La Russie et la Chine ont déclaré vendredi unir leurs efforts pour obtenir un «cessez-le-feu», mais répété leur opposition de principe à toute ingérence et a fortiori à une intervention terrestre.

Crimes contre l'humanité

Le conflit a déjà fait des milliers de morts, selon le procureur de la Cour pénale internationale, Luis Moreno-Ocampo, qui compte demander trois mandats d'arrêt pour des crimes contre l'humanité commis en Libye.

Malgré l'intervention d'une coalition internationale le 19 mars sous mandat de l'ONU pour mettre fin à la répression sanglante, des opérations désormais gérées par l'Otan, la situation militaire semble bloquée sur le terrain, et la crise humanitaire risque de s'aggraver.

Les combats se focalisaient encore sur Misrata, grande ville côtière à 200 km à l'est de Tripoli, assiégée depuis plus de deux mois par les pro-Kadhafi. Mais peu d'informations filtraient depuis mercredi et le départ de la quasi-totalité des journalistes étrangers.

«C'est relativement calme. Il y a des heurts dans les faubourgs et sur la route de l'aéroport», a déclaré un porte-parole du CNT à Misrata, joint par téléphone.

Mais des combats ont fait de nombreuses victimes des deux côtés autour de Misrata et à Abou Roueya, à l'ouest de la ville, a ajouté Souleiman Fortiya, un représentant de Misrata au CNT, actuellement à Benghazi. L'AFP n'a pas réussi à joindre les responsables médicaux de la ville pour obtenir un bilan.

Selon M. Fortiya, les forces pro-Kadhafi se regroupent à Zliten, à une trentaine de kilomètres à l'ouest de Misrata. Les pro-Kadhafi sont «en grands préparatifs pour marcher sur Misrata. Les troupes vont venir de Zliten, et elles seront vraisemblablement en civil», a-t-il ajouté.

En revanche, le port de Misrata, seul lien avec le reste du monde pour la ville assiégée, était ouvert et relativement calme, ont assuré à la fois M. Fortiya et le président du Comité militaire des chefs d'état-major de l'Otan, l'amiral Paolo Di Paola.

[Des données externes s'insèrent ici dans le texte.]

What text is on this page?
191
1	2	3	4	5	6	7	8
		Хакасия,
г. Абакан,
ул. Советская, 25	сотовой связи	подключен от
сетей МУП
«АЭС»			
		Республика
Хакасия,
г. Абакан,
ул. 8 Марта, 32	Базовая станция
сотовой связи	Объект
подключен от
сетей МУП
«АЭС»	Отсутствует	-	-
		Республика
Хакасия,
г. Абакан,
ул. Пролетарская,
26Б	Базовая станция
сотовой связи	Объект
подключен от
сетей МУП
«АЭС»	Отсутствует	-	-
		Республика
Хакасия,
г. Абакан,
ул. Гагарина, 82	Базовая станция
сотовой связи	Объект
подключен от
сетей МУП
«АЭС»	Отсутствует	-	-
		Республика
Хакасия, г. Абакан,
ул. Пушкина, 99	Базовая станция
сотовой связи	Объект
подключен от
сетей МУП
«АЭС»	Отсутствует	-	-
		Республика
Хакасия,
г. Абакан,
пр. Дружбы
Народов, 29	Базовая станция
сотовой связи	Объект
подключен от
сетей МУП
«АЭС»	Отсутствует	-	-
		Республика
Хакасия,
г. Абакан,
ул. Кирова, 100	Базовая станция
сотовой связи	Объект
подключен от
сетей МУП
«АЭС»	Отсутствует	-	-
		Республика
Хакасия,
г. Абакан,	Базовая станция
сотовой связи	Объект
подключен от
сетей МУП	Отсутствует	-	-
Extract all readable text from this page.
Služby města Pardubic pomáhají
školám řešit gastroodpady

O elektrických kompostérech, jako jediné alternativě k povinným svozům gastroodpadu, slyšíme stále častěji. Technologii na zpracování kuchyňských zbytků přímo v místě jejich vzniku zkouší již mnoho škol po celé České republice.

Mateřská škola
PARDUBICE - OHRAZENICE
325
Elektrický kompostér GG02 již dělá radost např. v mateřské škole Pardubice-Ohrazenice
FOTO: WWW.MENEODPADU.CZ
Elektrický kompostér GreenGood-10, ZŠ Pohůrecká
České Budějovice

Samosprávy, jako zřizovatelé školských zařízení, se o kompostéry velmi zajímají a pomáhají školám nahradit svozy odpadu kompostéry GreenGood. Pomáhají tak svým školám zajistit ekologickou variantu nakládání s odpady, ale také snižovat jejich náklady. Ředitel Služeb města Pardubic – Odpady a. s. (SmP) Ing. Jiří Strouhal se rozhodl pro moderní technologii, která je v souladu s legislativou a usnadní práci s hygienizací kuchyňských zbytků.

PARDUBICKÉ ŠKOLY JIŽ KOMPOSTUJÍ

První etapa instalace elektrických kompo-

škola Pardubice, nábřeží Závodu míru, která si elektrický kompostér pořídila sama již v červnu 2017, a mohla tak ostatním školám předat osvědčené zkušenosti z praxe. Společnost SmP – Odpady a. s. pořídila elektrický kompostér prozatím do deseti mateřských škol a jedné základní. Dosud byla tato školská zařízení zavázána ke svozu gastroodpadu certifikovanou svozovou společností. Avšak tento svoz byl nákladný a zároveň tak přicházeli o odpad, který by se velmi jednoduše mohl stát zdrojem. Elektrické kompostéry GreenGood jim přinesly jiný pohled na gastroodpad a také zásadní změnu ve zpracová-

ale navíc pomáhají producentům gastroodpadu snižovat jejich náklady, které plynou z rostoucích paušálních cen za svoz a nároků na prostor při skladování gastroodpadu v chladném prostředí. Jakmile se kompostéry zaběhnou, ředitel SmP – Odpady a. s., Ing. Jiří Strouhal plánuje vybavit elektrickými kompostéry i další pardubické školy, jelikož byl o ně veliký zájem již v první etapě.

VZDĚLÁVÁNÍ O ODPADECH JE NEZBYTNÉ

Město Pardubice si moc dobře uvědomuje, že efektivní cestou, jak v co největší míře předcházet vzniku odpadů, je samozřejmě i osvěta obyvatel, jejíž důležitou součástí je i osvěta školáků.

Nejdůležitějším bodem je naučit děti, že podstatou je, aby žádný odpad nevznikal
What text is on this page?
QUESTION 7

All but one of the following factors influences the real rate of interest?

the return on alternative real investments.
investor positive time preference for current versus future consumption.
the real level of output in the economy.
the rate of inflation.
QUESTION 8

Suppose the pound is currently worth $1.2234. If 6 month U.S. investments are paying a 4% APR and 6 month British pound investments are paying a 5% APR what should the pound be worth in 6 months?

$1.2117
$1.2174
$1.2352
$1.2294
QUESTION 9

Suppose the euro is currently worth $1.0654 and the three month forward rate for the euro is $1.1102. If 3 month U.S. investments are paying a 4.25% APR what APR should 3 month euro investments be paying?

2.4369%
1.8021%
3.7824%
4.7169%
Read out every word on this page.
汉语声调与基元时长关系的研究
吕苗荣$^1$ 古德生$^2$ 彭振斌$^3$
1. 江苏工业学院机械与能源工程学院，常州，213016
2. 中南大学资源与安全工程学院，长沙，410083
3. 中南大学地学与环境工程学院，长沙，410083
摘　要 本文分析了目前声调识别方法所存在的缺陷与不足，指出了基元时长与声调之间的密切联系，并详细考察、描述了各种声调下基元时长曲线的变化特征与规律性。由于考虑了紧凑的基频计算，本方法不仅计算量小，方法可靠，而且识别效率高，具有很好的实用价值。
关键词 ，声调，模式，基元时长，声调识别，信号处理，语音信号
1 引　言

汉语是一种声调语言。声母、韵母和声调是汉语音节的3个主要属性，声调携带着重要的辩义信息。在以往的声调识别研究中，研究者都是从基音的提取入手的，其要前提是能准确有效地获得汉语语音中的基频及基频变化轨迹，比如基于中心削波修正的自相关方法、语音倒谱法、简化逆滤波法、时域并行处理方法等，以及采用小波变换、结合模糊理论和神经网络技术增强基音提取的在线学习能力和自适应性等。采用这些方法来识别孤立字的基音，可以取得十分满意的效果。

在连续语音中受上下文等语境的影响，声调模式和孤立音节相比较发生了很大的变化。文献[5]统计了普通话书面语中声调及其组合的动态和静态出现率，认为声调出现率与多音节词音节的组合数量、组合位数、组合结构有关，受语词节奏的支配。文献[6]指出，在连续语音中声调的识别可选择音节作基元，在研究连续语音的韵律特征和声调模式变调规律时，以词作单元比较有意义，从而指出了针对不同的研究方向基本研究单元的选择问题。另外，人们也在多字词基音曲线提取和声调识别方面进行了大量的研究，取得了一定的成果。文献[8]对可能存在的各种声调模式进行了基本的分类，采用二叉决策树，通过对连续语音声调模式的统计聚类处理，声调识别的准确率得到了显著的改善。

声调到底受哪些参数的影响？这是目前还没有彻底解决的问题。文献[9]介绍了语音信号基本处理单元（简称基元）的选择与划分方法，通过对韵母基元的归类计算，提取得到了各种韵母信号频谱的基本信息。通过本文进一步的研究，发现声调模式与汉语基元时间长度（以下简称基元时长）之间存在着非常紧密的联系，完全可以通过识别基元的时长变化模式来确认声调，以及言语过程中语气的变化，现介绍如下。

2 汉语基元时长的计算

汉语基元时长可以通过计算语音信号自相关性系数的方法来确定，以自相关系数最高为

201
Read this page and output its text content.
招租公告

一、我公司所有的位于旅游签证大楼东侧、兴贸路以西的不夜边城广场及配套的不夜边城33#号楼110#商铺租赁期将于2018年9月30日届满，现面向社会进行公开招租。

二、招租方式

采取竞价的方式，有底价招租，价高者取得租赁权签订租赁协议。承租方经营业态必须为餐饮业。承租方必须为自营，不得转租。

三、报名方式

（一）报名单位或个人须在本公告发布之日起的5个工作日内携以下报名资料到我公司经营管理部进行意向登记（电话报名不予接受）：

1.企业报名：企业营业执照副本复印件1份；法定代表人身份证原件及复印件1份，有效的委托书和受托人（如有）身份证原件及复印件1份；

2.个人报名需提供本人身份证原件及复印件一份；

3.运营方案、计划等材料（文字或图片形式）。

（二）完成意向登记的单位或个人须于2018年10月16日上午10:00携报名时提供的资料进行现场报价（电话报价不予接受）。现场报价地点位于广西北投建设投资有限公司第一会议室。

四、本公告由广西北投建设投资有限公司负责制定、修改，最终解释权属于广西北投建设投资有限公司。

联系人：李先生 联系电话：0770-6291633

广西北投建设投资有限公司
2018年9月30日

Dans l'Ouest, 14 obus sont tombés jeudi soir sur le sol tunisien, à quelques kilomètres de la frontière avec la Libye, selon la police tunisienne. Ces obus, qui n'ont pas fait de victimes, provenaient de l'artillerie des pro-Kadhafi, qui luttent contre des rebelles dans cette région de montagne à majorité berbère.

La frontière n'a cependant pas été fermée, et le flot de réfugiés libyens s'est poursuivi jeudi. Selon le Haut commissariat de l'ONU aux réfugiés (HCR), près de 50.000 réfugiés sont passés en Tunisie depuis un mois via le poste de Dehiba, désormais tenu par les rebelles.

Jeudi, les pro-Kadhafi ont aussi lancé une centaine de roquettes sur Zenten, la principale ville de cette région, à 200 km de la frontière, selon un témoin. L'OTAN a aussi annoncé avoir mené de nombreuses frappes jeudi dans la région, détruisant neuf dépôts de munitions, sept véhicules militaires et deux lance-roquettes.